It's tough going to a home that's not really yours. I love my mom and everything, but my relationship with her is very different from Lila's. I remember spending weeks in Minnesota as a teenager during the summer, resentful about being away from home and my friends, having to eat the food she cooked, sleep in a guest room, and only having my sister as company. I guess some things never change, since I've only got myself as company, and I am my sister. What a joke.

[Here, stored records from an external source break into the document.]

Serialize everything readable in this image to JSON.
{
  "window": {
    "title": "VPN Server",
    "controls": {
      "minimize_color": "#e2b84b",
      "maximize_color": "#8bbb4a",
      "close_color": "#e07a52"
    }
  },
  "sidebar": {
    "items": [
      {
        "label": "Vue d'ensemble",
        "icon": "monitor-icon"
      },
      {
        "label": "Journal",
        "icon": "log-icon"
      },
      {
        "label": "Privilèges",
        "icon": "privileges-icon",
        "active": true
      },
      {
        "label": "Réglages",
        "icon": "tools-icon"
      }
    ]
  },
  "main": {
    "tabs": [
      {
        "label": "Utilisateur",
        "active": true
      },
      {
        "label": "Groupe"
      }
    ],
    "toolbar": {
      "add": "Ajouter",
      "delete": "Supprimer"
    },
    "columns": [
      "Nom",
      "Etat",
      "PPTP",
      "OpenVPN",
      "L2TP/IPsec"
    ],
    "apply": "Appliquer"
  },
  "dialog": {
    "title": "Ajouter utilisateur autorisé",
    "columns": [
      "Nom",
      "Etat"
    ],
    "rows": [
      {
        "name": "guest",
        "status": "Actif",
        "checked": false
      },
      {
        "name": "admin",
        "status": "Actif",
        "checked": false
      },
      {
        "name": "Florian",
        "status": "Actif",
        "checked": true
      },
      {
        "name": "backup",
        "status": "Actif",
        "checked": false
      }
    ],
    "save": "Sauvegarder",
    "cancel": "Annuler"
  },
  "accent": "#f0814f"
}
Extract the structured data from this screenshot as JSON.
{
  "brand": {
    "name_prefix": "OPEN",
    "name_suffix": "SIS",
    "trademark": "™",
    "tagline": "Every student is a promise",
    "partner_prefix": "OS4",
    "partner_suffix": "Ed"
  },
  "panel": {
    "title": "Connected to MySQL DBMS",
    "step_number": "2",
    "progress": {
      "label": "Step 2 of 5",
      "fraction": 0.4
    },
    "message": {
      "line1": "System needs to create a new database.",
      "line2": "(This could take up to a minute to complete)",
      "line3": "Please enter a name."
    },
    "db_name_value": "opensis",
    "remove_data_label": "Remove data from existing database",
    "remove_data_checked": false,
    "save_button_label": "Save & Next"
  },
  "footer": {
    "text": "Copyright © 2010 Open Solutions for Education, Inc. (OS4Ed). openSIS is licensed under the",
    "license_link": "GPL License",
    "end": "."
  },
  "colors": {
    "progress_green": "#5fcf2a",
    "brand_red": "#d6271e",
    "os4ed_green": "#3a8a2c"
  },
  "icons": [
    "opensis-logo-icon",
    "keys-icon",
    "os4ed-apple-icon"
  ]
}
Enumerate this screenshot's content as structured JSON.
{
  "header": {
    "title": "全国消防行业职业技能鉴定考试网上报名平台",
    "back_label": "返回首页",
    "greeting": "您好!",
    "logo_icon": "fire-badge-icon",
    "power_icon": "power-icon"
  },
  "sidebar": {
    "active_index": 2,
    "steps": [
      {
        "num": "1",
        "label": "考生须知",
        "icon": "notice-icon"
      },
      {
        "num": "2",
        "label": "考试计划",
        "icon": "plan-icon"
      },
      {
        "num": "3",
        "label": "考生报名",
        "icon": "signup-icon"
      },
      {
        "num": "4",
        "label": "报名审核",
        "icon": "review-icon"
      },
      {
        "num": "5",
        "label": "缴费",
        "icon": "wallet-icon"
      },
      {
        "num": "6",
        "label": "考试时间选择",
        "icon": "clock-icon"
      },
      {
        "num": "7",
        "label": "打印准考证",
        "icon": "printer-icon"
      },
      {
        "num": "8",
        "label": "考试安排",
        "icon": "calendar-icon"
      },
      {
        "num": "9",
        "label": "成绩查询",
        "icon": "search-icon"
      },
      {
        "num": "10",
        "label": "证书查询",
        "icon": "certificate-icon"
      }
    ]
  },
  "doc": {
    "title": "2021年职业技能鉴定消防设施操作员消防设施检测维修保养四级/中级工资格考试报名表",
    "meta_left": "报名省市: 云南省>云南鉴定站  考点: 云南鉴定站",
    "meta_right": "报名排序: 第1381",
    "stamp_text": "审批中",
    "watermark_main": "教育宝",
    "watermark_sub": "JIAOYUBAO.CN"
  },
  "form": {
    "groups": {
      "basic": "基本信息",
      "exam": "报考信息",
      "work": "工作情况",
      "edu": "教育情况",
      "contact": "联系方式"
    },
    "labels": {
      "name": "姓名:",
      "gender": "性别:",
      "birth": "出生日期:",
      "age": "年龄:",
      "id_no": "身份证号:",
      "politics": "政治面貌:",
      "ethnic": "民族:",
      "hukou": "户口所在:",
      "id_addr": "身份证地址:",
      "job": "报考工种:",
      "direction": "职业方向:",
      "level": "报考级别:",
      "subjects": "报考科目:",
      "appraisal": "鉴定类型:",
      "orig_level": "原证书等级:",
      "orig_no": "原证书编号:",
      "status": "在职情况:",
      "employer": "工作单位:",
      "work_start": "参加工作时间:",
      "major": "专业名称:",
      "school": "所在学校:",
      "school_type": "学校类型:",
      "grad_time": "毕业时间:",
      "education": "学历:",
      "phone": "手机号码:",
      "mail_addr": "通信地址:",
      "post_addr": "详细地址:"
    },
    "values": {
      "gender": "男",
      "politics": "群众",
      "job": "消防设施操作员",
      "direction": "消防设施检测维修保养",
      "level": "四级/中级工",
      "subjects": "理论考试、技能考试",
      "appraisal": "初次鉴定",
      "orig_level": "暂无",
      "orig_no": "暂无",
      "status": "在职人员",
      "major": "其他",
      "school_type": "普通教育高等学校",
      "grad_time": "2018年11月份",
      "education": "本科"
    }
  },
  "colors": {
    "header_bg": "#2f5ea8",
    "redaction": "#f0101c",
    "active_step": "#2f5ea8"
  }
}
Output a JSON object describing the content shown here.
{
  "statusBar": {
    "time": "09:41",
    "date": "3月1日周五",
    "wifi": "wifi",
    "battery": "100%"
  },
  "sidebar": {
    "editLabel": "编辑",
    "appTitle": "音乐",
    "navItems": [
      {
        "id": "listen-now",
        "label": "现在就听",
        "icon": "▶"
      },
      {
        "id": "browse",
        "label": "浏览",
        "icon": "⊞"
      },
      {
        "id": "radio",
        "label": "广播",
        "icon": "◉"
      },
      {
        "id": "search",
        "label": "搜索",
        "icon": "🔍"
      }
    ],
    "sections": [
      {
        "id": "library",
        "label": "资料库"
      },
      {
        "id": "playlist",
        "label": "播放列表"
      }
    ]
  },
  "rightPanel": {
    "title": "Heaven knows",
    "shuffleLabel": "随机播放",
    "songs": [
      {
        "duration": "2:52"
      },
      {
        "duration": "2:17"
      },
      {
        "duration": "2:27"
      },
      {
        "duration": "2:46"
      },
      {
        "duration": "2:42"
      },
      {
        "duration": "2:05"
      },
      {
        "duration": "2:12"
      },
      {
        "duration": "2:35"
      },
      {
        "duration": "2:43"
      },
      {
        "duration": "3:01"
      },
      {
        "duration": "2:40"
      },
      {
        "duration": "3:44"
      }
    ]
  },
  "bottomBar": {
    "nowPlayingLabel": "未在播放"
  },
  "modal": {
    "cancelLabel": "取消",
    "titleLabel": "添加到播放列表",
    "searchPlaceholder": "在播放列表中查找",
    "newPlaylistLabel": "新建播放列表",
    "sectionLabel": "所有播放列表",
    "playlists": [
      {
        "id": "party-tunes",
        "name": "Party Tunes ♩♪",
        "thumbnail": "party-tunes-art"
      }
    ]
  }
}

As soon as that became optional, I opted not to. Mom and I became a bit distant, and Lila and I did too until she got a bit older and reached out to me. They've moved at least once or twice since I've been to Minnesota. Things are different. It's a nice big house, and as Lila, I have a real "room." (I don't judge, lots of 20-somethings live with their parents.) They live with Mom's boyfriend or fiance or whatever, Arno. I know jack-all about him.
In the summers, Lila works as a lifeguard. She's a really strong swimmer. The joke gets better: I'll be spending the better part of the summer in a swimsuit. I used to lifeguard, too, but I haven't brushed up lately. So while I could technically perform this job without much problem, I should probably take a refresher course on the downlow so that I don't accidentally let anyone get killed. Mostly the job is just sitting in the high chair and blowing the whistle when anyone runs or rough houses. But you never know when it could get serious.
I'm not in any serious trouble, I don't think. Out of everyone I know, I probably have the least serious situation (even Lila, as me, might have things more difficult.) But at the end of a very trying week, I am still frustrated and embarrassed to be rifling through my sister's clothes for something I can dress this body in so I can go out and get a drink, or drive around looking for anything to do, because I just can't face up to being under the same roof as Mom and Arno for a night. Not yet. I hope I can get there someday, but so far... I just need space.